As stated earlier in this paper, the goal management program focuses on dealing with threatened personal goals, rather than a pre-defined focus on disease-related goals. This program may ask for different competencies than health professionals are used to deploying in their daily practice. The specialized nurses in rheumatology care who provide the program have undergone extensive training. During the study period, the nurses receive regular guidance and supervision. Nevertheless, it is possible that nurses find it difficult to “sit on their hands” and not provide immediate solutions. This program might be less suitable without the extensive training and guidance of the nurses.

Strengths and limitations of the randomized controlled trial

Our study will hopefully answer questions regarding the effectiveness of the goal management intervention for patients with a rheumatic disease. We try to understand the pathways that are responsible for successful adaptation in persons dealing with a rheumatic disease and investigate who benefits most. In addition, we have included an economic evaluation. However, these additional analyzes cannot be conducted in absence of an effect of the goal management intervention compared to the waiting list group.

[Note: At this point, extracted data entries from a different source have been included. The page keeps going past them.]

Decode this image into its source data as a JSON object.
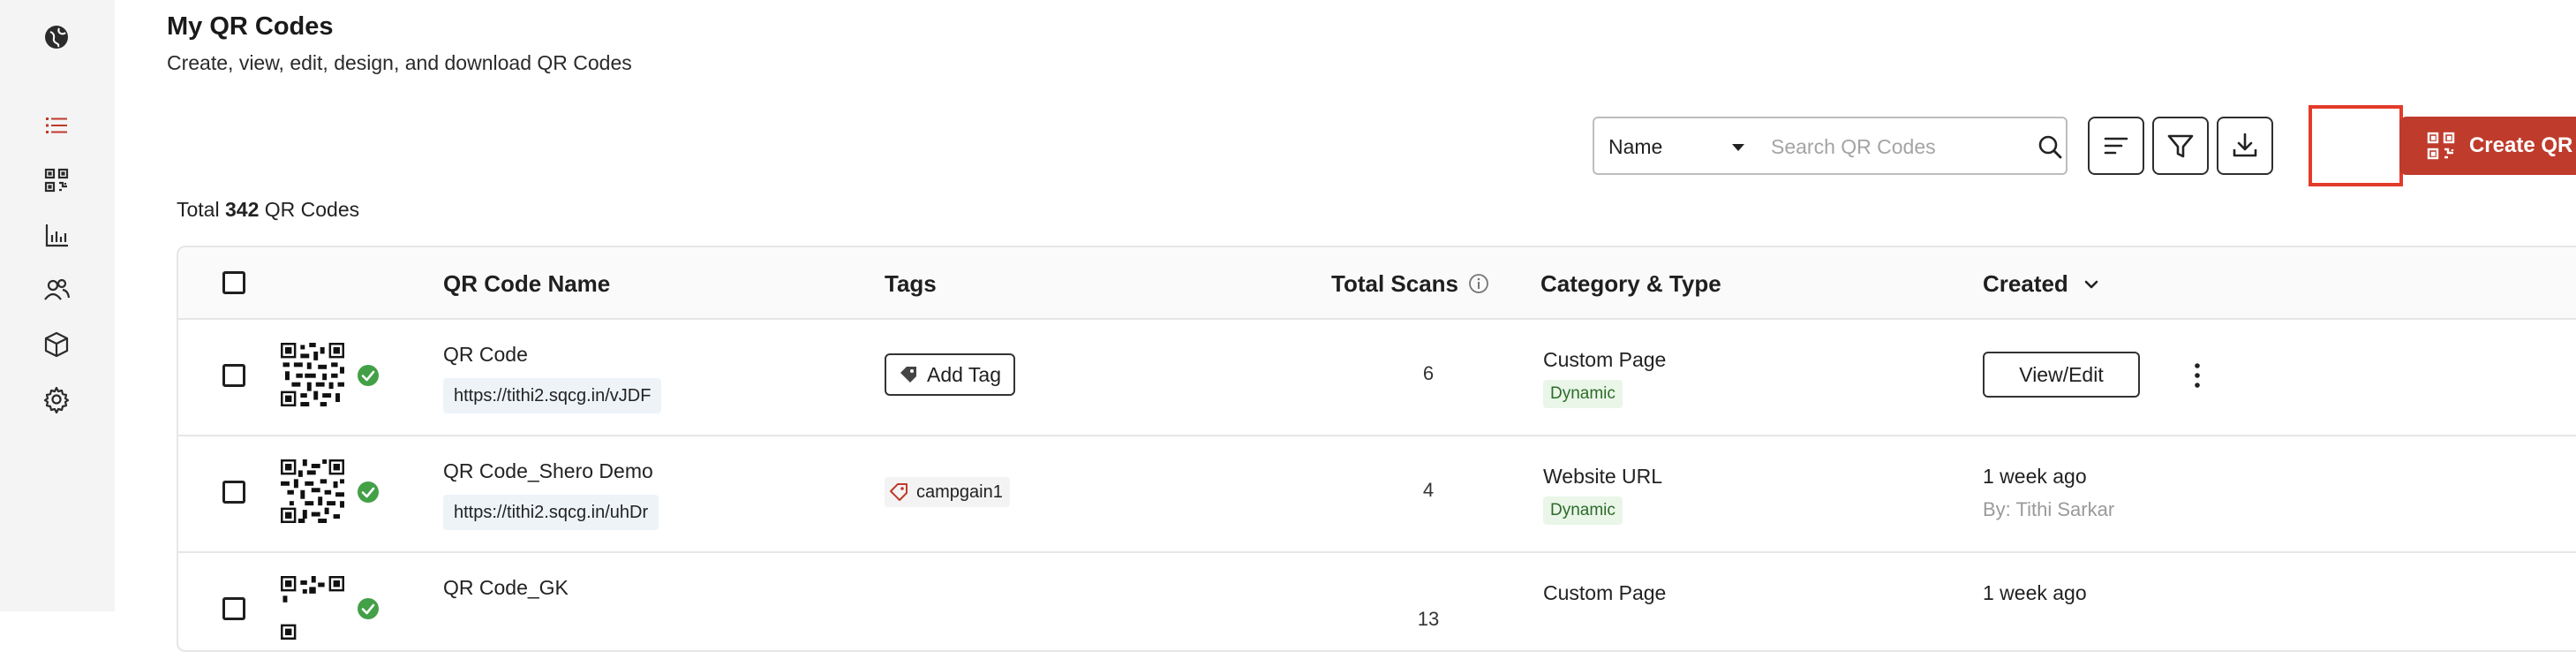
{
  "header": {
    "title": "My QR Codes",
    "subtitle": "Create, view, edit, design, and download QR Codes"
  },
  "sidebar": {
    "items": [
      {
        "icon": "globe-icon"
      },
      {
        "icon": "list-icon",
        "active": true
      },
      {
        "icon": "qr-icon"
      },
      {
        "icon": "bar-chart-icon"
      },
      {
        "icon": "users-icon"
      },
      {
        "icon": "cube-icon"
      },
      {
        "icon": "gear-icon"
      }
    ]
  },
  "toolbar": {
    "search_field": "Name",
    "search_placeholder": "Search QR Codes",
    "create_label": "Create QR Code"
  },
  "summary": {
    "prefix": "Total",
    "count": "342",
    "suffix": "QR Codes"
  },
  "table": {
    "columns": {
      "name": "QR Code Name",
      "tags": "Tags",
      "scans": "Total Scans",
      "category": "Category & Type",
      "created": "Created"
    },
    "rows": [
      {
        "name": "QR Code",
        "url": "https://tithi2.sqcg.in/vJDF",
        "tag_action": "Add Tag",
        "scans": "6",
        "category": "Custom Page",
        "type": "Dynamic",
        "action": "View/Edit"
      },
      {
        "name": "QR Code_Shero Demo",
        "url": "https://tithi2.sqcg.in/uhDr",
        "tag": "campgain1",
        "scans": "4",
        "category": "Website URL",
        "type": "Dynamic",
        "created": "1 week ago",
        "created_by": "By: Tithi Sarkar"
      },
      {
        "name": "QR Code_GK",
        "scans": "13",
        "category": "Custom Page",
        "created": "1 week ago"
      }
    ]
  },
  "colors": {
    "accent": "#bf3b2c",
    "highlight": "#e33b2a",
    "success": "#43a047",
    "sidebar_bg": "#f4f4f4"
  }
}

As the “Right On Target” program is a newly developed intervention, we execute a stakeholders’ analysis. Experiences of participants, trainers and the management of the participating clinics provides insight into the feasibility regarding the intervention. The information from the stakeholders’ analysis supports future implementation of the intervention.

Conclusion

To test the effectiveness of the “Right On Target” program to increase adaptation to polyarthritis, a randomized controlled trial is needed and a design for this study is presented. Results from this trial will test the effectiveness of the “Right On Target” program in improving the adaptation of patients to polyarthritis in terms of the absence of psychological distress and the presence of well-being. The protocol for the randomized controlled trial reflects a comprehensive view both on adaptation and on goal management. The presented study will add to the existing body of knowledge of health promotion interventions.